= Haines-Fairbanks Pipeline =

The Haines-Fairbanks Pipeline, also called the ALCANGO Pipeline (for Alaska-Canada Gas Oil) , was a 626 mi 8 in military pipeline transporting petroleum products such as Jet fuel, mogas, diesel, and avgas from Haines, Alaska through the Yukon Territory, Canada and on into Fairbanks, Alaska terminating at Fort Wainwright.

==History==

The first attempt to build a fuel pipeline to Alaska was the WWII-era Canol Project, a system of pipelines and related infrastructure hurriedly constructed for the U.S. Army at great expense. The Army, fearful of Japanese attacks on Alaska, sought an alternative fuel supply, and chose the oil fields at Norman Wells. The project consisted of a pipeline from Norman Wells to Whitehorse (Canol No. 1) a refinery in Whitehorse, and pipelines to Skagway (Canol No. 2), Watson Lake (Canol No. 3), and Fairbanks (Canol No. 4). With the conclusion of the war, the high cost of operation of Canol project could no longer be justified, and Canol No. 1 and No. 3 were shut down, while the Whitehorse refinery was dismantled.

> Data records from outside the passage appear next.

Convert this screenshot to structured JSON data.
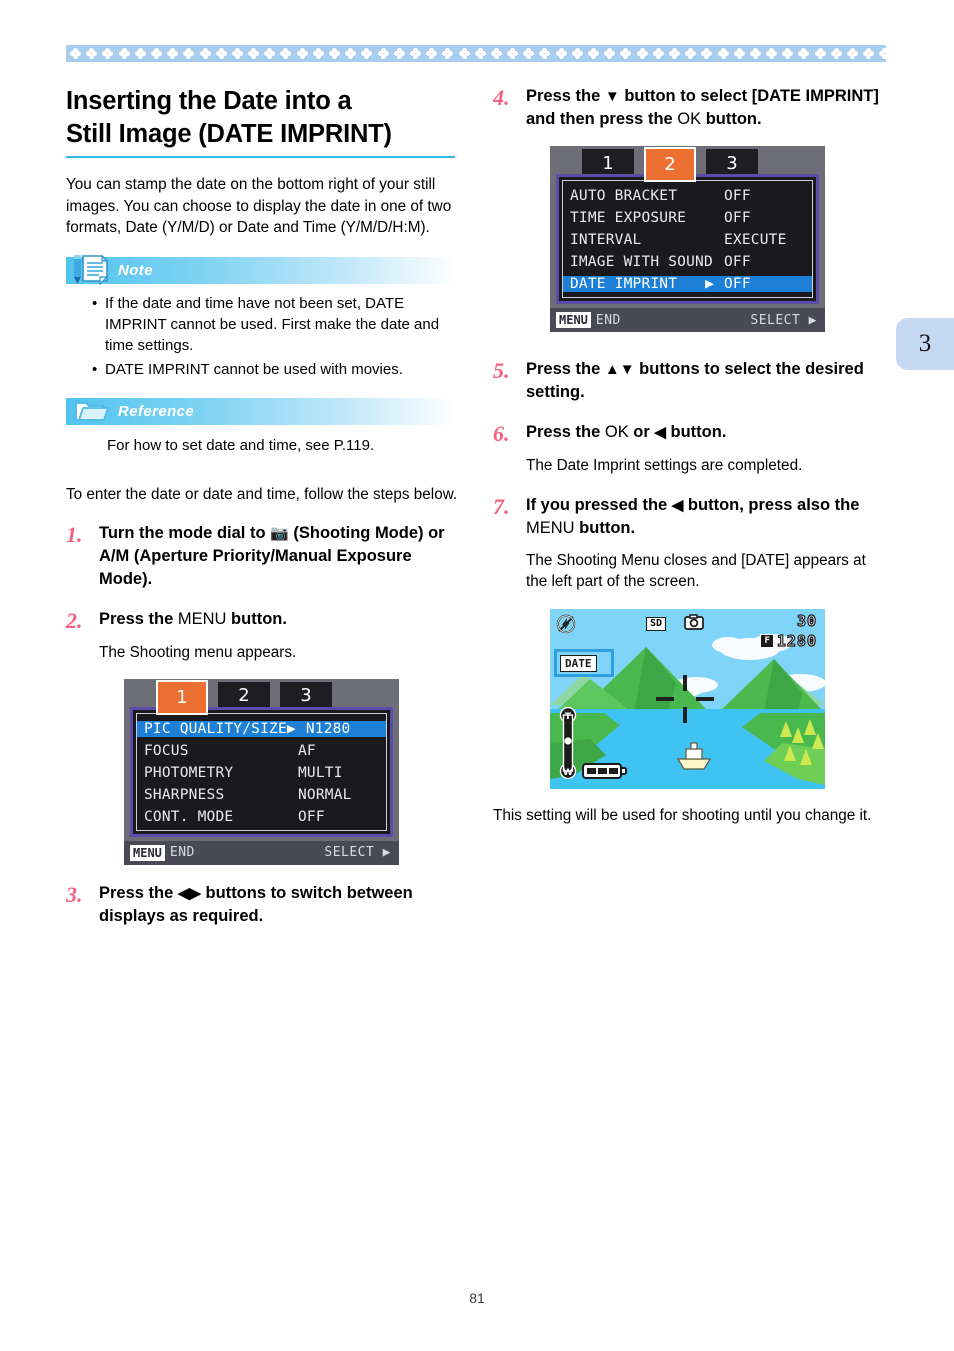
{
  "page": {
    "number": "81",
    "tab_marker": "3"
  },
  "heading": {
    "line1": "Inserting the Date into a",
    "line2": "Still Image (DATE IMPRINT)"
  },
  "intro": "You can stamp the date on the bottom right of your still images. You can choose to display the date in one of two formats, Date (Y/M/D) or Date and Time (Y/M/D/H:M).",
  "note": {
    "label": "Note",
    "icon": "note-document-icon",
    "bullets": [
      "If the date and time have not been set, DATE IMPRINT cannot be used. First make the date and time settings.",
      "DATE IMPRINT cannot be used with movies."
    ]
  },
  "reference": {
    "label": "Reference",
    "icon": "folder-icon",
    "text": "For how to set date and time, see P.119."
  },
  "lead_text": "To enter the date or date and time, follow the steps below.",
  "steps": [
    {
      "num": "1.",
      "text_pre": "Turn the mode dial to ",
      "icon": "camera-icon",
      "text_post": " (Shooting Mode) or A/M (Aperture Priority/Manual Exposure Mode)."
    },
    {
      "num": "2.",
      "text_pre": "Press the ",
      "key": "MENU",
      "text_post": " button.",
      "result": "The Shooting menu appears."
    },
    {
      "num": "3.",
      "text_pre": "Press the ",
      "icon": "left-right-arrows-icon",
      "text_post": " buttons to switch between displays as required."
    },
    {
      "num": "4.",
      "text_pre": "Press the ",
      "icon": "down-arrow-icon",
      "text_mid": " button to select [DATE IMPRINT] and then press the ",
      "key": "OK",
      "text_post": " button."
    },
    {
      "num": "5.",
      "text_pre": "Press the ",
      "icon": "up-down-arrows-icon",
      "text_post": " buttons to select the desired setting."
    },
    {
      "num": "6.",
      "text_pre": "Press the ",
      "key": "OK",
      "text_mid": " or ",
      "icon": "left-arrow-icon",
      "text_post": " button.",
      "result": "The Date Imprint settings are completed."
    },
    {
      "num": "7.",
      "text_pre": "If you pressed the ",
      "icon": "left-arrow-icon",
      "text_mid": " button, press also the ",
      "key": "MENU",
      "text_post": " button.",
      "result": "The Shooting Menu closes and [DATE] appears at the left part of the screen."
    }
  ],
  "closing_text": "This setting will be used for shooting until you change it.",
  "lcd_menu_1": {
    "tabs": [
      "1",
      "2",
      "3"
    ],
    "active_tab": "1",
    "rows": [
      {
        "label": "PIC QUALITY/SIZE",
        "value": "N1280",
        "selected": true,
        "arrow": "▶"
      },
      {
        "label": "FOCUS",
        "value": "AF",
        "selected": false
      },
      {
        "label": "PHOTOMETRY",
        "value": "MULTI",
        "selected": false
      },
      {
        "label": "SHARPNESS",
        "value": "NORMAL",
        "selected": false
      },
      {
        "label": "CONT. MODE",
        "value": "OFF",
        "selected": false
      }
    ],
    "footer": {
      "key": "MENU",
      "left": "END",
      "right": "SELECT",
      "right_arrow": "▶"
    }
  },
  "lcd_menu_2": {
    "tabs": [
      "1",
      "2",
      "3"
    ],
    "active_tab": "2",
    "rows": [
      {
        "label": "AUTO BRACKET",
        "value": "OFF",
        "selected": false
      },
      {
        "label": "TIME EXPOSURE",
        "value": "OFF",
        "selected": false
      },
      {
        "label": "INTERVAL",
        "value": "EXECUTE",
        "selected": false
      },
      {
        "label": "IMAGE WITH SOUND",
        "value": "OFF",
        "selected": false
      },
      {
        "label": "DATE IMPRINT",
        "value": "OFF",
        "selected": true,
        "arrow": "▶"
      }
    ],
    "footer": {
      "key": "MENU",
      "left": "END",
      "right": "SELECT",
      "right_arrow": "▶"
    }
  },
  "scene_screen": {
    "flash_icon": "flash-off-icon",
    "card_label": "SD",
    "mode_icon": "camera-icon",
    "shots_remaining": "30",
    "quality_badge": "F",
    "image_size": "1280",
    "date_badge": "DATE",
    "zoom_top": "T",
    "zoom_bottom": "W",
    "battery_icon": "battery-full-icon"
  },
  "colors": {
    "accent_rule": "#35b5e8",
    "step_number": "#f4607f",
    "info_header": "#51c3ef",
    "tab_marker_bg": "#c5d9f3",
    "lcd_highlight": "#1d7fd6",
    "lcd_tab_active": "#ec7033",
    "top_band": "#a8cdee"
  }
}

Canol No. 2 and No. 4 remained in use to ship fuel from Skagway, where it arrived by tanker, to military installations around Fairbanks.

By the early 1950s the remaining sections of the Canol pipelines, which was as small as 3 in in diameter, were no longer adequate to deliver sufficient amounts of JP-4 jet fuel required for Strategic Air Command
B-47 and B-52 bombers operating out of Eielson Air Force Base. The U.S. Army Corps of Engineers commissioned the Fluor Corporation to design a replacement 8 in pipeline, and the construction was complete by October 1955. The cost, including a dock in Haines, was US$43,749,796.

==Closure==

On 23 May 1968 the pipeline spilled approximately 4000 usbbl of diesel or jet fuel into Dezadeash Lake Subsequent inspections revealed the cause to be corroded pipe and identified several other major sections of corroded pipe. The Army assessed the cost of repairing the entire pipeline at US$96 million and evaluated alternatives such as constructing new pipelines from Whittier or Valdez. However given the forthcoming opening of a commercial refinery in Fairbanks and the a shift in nuclear strategy that emphasized Intercontinental ballistic missiles such as the LGM-30 Minuteman (which used solid fuel) over long-range bombers diminished the case for the pipeline.

The Haines-Tok section of the pipeline was decommissioned in 1971, and declared permanently closed in 1972. The Tok-Eielson section followed in 1973, although it was briefly repaired and re-opened to drain the Tok Tank Farm when the Army decided to close it in 1979. The pipeline was declared surplus to military use and listed for sale by the General Services Administration. While there was some interest from the private sector, the pipeline was never sold, and a Canadian government report deemed civilian use unfeasible.

In 1996, the United States Government entered into an agreement with the Government of Canada on the environmental remediation of the pipeline in Canada, alongside the remediation of the DEW Line, Naval Station Argentia in Newfoundland, and U.S. installations at CFB Goose Bay in Labrador. While asserting it had no legal obligation to reimburse Canada for the costs of remediation, the U.S. agreed to deposit US$100 million into Canada's Foreign Military Sales Trust Account as compensation for the costs of cleanup of the four sites.

The Fairbanks-Eielson section remains in use, other sections have been repurposed as conduit for communications or electrical cables.